At this point in my life, I found that I had to downsize. I have always lived in a house, except after my divorce I lived on the Intracoastal in a small apartment. The benefits of living on the Intracoastal, never being in the apartment, outweighed apartment living. Now, I am in an over 55 community and practically the youngest one here. I am not the only one with a full time job, but among the very few.
What I don’t miss are the neighbors I had when I lived in a neighborhood. The yelling and screaming kids, the practical pranks of young boys growing up, the pettiness of young mothers against each other and the loud parties that went on all night. What I do miss is the privacy of a single-family house. There are no rules as to what you can and cannot do, who can live with you, and the decisions you make are solely your own. The lifestyle is totally different when you have a house of your own. The expenses are extraordinary though.
I miss my dog. I am in a community where I cannot have my dog, so he went to live with my friend when he moved north. That is a heart wrenching experience. I miss the love and communication between dog and living with someone. I am now alone. Although it was a choice I had to make, it was not a choice I live with easily. I have never lived alone in my entire life.
The community has all types of different kinds of people. All are friendly, nosey, caring and look at me as a youngster. That’s laughable to me, because I don’t feel young.
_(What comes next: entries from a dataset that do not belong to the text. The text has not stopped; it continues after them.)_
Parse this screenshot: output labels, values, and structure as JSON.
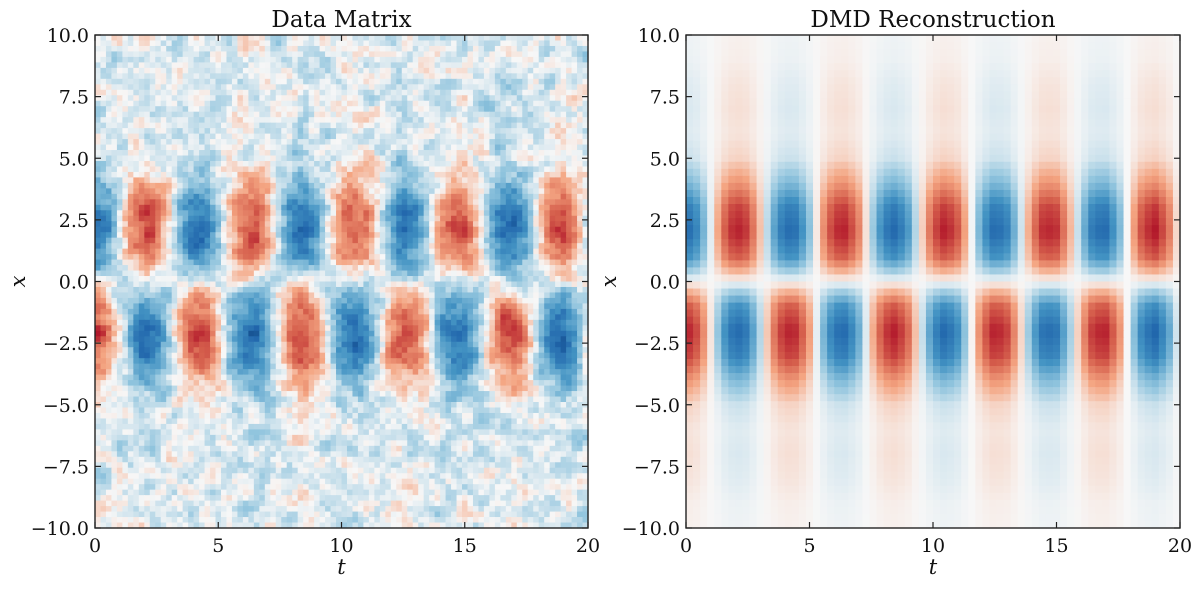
{
  "chart_data": [
    {
      "type": "heatmap",
      "title": "Data Matrix",
      "xlabel": "t",
      "ylabel": "x",
      "xlim": [
        0,
        20
      ],
      "ylim": [
        -10,
        10
      ],
      "xticks": [
        "0",
        "5",
        "10",
        "15",
        "20"
      ],
      "yticks": [
        "10.0",
        "7.5",
        "5.0",
        "2.5",
        "0.0",
        "−2.5",
        "−5.0",
        "−7.5",
        "−10.0"
      ],
      "colormap": "RdBu_r",
      "noisy": true,
      "x": [
        -10,
        -9,
        -8,
        -7,
        -6,
        -5,
        -4,
        -3,
        -2,
        -1,
        0,
        1,
        2,
        3,
        4,
        5,
        6,
        7,
        8,
        9,
        10
      ],
      "spatial_mode": [
        0.03,
        0.03,
        0.04,
        0.05,
        0.05,
        0.11,
        0.4,
        0.83,
        0.99,
        0.66,
        0,
        -0.66,
        -0.99,
        -0.83,
        -0.4,
        -0.11,
        -0.05,
        -0.05,
        -0.04,
        -0.03,
        -0.03
      ],
      "t": [
        0,
        0.5,
        1,
        1.5,
        2,
        2.5,
        3,
        3.5,
        4,
        4.5,
        5,
        5.5,
        6,
        6.5,
        7,
        7.5,
        8,
        8.5,
        9,
        9.5,
        10,
        10.5,
        11,
        11.5,
        12,
        12.5,
        13,
        13.5,
        14,
        14.5,
        15,
        15.5,
        16,
        16.5,
        17,
        17.5,
        18,
        18.5,
        19,
        19.5,
        20
      ],
      "temporal_coefficients": [
        1,
        0.73,
        0.075,
        -0.62,
        -0.99,
        -0.83,
        -0.22,
        0.5,
        0.95,
        0.9,
        0.36,
        -0.37,
        -0.9,
        -0.95,
        -0.5,
        0.22,
        0.82,
        0.99,
        0.62,
        -0.07,
        -0.73,
        -1,
        -0.72,
        -0.08,
        0.62,
        0.99,
        0.81,
        0.24,
        -0.5,
        -0.95,
        -0.88,
        -0.36,
        0.36,
        0.91,
        0.94,
        0.51,
        -0.21,
        -0.82,
        -0.99,
        -0.63,
        0.07
      ]
    },
    {
      "type": "heatmap",
      "title": "DMD Reconstruction",
      "xlabel": "t",
      "ylabel": "x",
      "xlim": [
        0,
        20
      ],
      "ylim": [
        -10,
        10
      ],
      "xticks": [
        "0",
        "5",
        "10",
        "15",
        "20"
      ],
      "yticks": [
        "10.0",
        "7.5",
        "5.0",
        "2.5",
        "0.0",
        "−2.5",
        "−5.0",
        "−7.5",
        "−10.0"
      ],
      "colormap": "RdBu_r",
      "noisy": false,
      "x": [
        -10,
        -9,
        -8,
        -7,
        -6,
        -5,
        -4,
        -3,
        -2,
        -1,
        0,
        1,
        2,
        3,
        4,
        5,
        6,
        7,
        8,
        9,
        10
      ],
      "spatial_mode": [
        0.03,
        0.04,
        0.08,
        0.1,
        0.08,
        0.15,
        0.42,
        0.83,
        0.99,
        0.7,
        0,
        -0.7,
        -0.99,
        -0.83,
        -0.42,
        -0.15,
        -0.08,
        -0.1,
        -0.08,
        -0.04,
        -0.03
      ],
      "t": [
        0,
        0.5,
        1,
        1.5,
        2,
        2.5,
        3,
        3.5,
        4,
        4.5,
        5,
        5.5,
        6,
        6.5,
        7,
        7.5,
        8,
        8.5,
        9,
        9.5,
        10,
        10.5,
        11,
        11.5,
        12,
        12.5,
        13,
        13.5,
        14,
        14.5,
        15,
        15.5,
        16,
        16.5,
        17,
        17.5,
        18,
        18.5,
        19,
        19.5,
        20
      ],
      "temporal_coefficients": [
        1,
        0.73,
        0.075,
        -0.62,
        -0.99,
        -0.83,
        -0.22,
        0.5,
        0.95,
        0.9,
        0.36,
        -0.37,
        -0.9,
        -0.95,
        -0.5,
        0.22,
        0.82,
        0.99,
        0.62,
        -0.07,
        -0.73,
        -1,
        -0.72,
        -0.08,
        0.62,
        0.99,
        0.81,
        0.24,
        -0.5,
        -0.95,
        -0.88,
        -0.36,
        0.36,
        0.91,
        0.94,
        0.51,
        -0.21,
        -0.82,
        -0.99,
        -0.63,
        0.07
      ]
    }
  ]
}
I remember what young was. Young was dancing till 4 a.m., staying up all night and going to work the next day, albeit tired, but not unconscious, eating whatever I wanted and not gaining a pound, and having time, so much time to read, obtain more education, the world was open and doing whatever I could think of. Yes, I should do all of that now, but I am limiting myself. My body is not in the same shape; I cannot run around and stay up all night. I have to rethink what I can and cannot do and that is difficult. Change is always difficult, but to have to change my whole lifestyle because of my age isn’t something I thought I would ever encounter. I know I cannot go back, but how do I go forward?
After all these years, I am not comfortable financially and find that many of my colleagues are now retired. Retired? To be able to do nothing but write would be a dream come true, but that’s not in my future, at least not my immediate future. I do have a job in the publishing industry, however I am making one half of what I ever made before, but it’s not a 10 hour a day job either, so I guess whatever works to pay the bills and write the stories?
My neighbor is a wonderful jovial fellow. He is married to a very nice lady. He is 80 and dances in the aisles. He is an inspiration to us all. He loves to fish, does a few odd jobs, knows everything that’s going on in the neighborhood, helps those in need, has an RV where he and his wife travel off and on during the year and is generally a very nice man. He is certainly someone to strive to be like for future reference.
Next-door is a board member, moved here from the north, who has a mind of her own and will tell you what for. She is a jewel and a delight. She first welcomed me with home baked bread. She has a talent for all those crafts we all did up north on those cold snowy, can’t get out of the house, days. They are on display throughout her small place. Her husband had retired but felt he had to work at a part time job to keep busy, that’s what he was use to and needed. She had a dog too that she had to give up before she moved here. This is a hard one to take for all of us. Her son was born on my birthday, her daughter on my daughter’s birthday, her wedding anniversary is my divorce anniversary, and we have a lot of coincidences. Talking to people and finding their inner being is a treat for me.
Then there are a few who are 90. They come to the social meetings and charm us with all they have done. I can’t but wonder if they feel what I do. Why can’t we do what we once did and how do they go about accepting it? They are blissful in what they are doing, oh, they are still crafting, or doing some of what they once did, but there are no financial problems for them now. They appear happy even though there are aches and pains and they get around. People are indulgent of their stories they tell over and over and see that they go where they need to be.
Everyone is always friendly, will stop and talk, we are a family community and that is a wonderful feeling. I am not as neighborly as I would like, but I am working full time, writing as often as I can and trying to start a business. I attend and participate in 2 society meetings (writers and genealogy) and get together with a friend as often as I can. Sometimes that’s 7 a.m. breakfast on Saturday mornings. I don’t see my children or my 6 grandchildren as often as I would like, they have busy families too, but we try. I don’t remember being this busy when I was living in the north. Was it the weather that kept us inside for most of the winter (or outside scraping and sliding on the ice, but home in the evening)? I would not want that chore or crazy risk again.
I miss the house situation, but for one person, this is ideal, for now. I still have all the problems with maintenance of appliances, a/c, carpeting woes, painting and cleaning, but it’s a smaller environment, therefore, less of a financial strain, which is what I can handle right now.
I am just venting and trying to find some answers. I know this area is not academia minded. Maybe that’s gone for most people here, but I miss the challenge it gave my mind, the openness it gave my heart and the creativity of being with likeminded people.
The small community setting gives me the need for living in a small town I miss that. However, I still have to leave it to go to work, shop, and do errands. I saw on the news last night that the traffic is worse than ever and our northerners haven’t come down yet. If it gets much worse the 10-minute drive to work will turn into 45 minutes. That’s not acceptable.